Background: A notable obstacle in applying the findings of hyaluronic acid (HA)-related randomised controlled trials (RCTs) to real-world patient treatment is trial waste (TW). To date, the extent of TW in RCTs for HA is not clear.

Objectives: To analyse the extents of TW within HA-RCTs and identify protective factors against TW.

Methods: In July 2024, we searched the ClinicalTrials database using the 'hyaluronic acid' as keyword. We documented the data available and then explored PubMed and Scopus for the publication status. Reporting adequacy was evaluated using the CONSORT checklist. Design limitations were analysed based on bias risk and whether the article referenced a relevant systematic review. Subsequently, we evaluated extent of TW (unpublished studies, insufficient reporting and design flaws).

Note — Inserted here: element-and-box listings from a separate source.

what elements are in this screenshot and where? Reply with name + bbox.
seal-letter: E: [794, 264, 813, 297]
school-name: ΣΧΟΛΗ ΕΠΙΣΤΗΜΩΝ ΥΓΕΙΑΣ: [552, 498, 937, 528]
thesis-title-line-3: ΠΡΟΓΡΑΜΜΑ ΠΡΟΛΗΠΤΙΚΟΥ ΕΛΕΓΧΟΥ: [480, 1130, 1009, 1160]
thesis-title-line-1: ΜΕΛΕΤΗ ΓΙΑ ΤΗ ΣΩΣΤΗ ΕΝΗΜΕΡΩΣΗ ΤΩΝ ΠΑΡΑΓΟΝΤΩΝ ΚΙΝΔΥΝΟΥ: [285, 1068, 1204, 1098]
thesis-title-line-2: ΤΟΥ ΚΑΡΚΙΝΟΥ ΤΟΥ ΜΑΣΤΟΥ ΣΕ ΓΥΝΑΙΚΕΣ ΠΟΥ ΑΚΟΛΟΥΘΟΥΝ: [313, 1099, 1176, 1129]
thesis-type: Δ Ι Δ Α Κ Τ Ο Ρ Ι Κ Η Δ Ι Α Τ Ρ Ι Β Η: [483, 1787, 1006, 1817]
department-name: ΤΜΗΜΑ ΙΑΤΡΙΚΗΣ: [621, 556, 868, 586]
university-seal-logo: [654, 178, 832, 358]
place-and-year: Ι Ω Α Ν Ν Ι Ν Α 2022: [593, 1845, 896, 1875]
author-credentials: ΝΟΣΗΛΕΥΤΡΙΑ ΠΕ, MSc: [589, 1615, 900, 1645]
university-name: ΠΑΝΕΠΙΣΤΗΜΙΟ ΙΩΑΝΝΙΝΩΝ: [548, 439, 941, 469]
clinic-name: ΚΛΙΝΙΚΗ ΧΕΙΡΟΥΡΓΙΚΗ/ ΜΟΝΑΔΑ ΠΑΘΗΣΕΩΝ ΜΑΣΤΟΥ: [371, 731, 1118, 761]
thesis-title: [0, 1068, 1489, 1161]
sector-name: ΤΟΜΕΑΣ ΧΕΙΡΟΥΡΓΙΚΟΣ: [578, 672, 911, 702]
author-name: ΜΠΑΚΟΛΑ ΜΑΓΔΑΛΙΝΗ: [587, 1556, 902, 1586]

Results: One hundred and eighty-four RCTs met the inclusion criteria. The analysis of TW excluded 53 RCTs completed after June 2020 that remained unpublished. Among the remaining 131 RCTs, 72 were published, 47 had adequate reporting and 19 had design limitations. Taken together, 96 RCTs (73.3%) exhibited at least one characteristic of TW. Characteristics of these RCTs included early registration (p < 0.001) and the absence of a multi-blind approach (p = 0.007). Registration prior to 2014 (p < 0.001) and the open-label or single-blinding design (p = 0.003) emerged as independent risk factor for TW.

Conclusion: We delineated the features of 184 HA-related RCTs. 73.3% of the RCTs included in TW analysis exhibited TW. The diverse traits of the different TW indicators identified could serve as valuable insights for conducting future HA-RCTs more rationally and efficiently.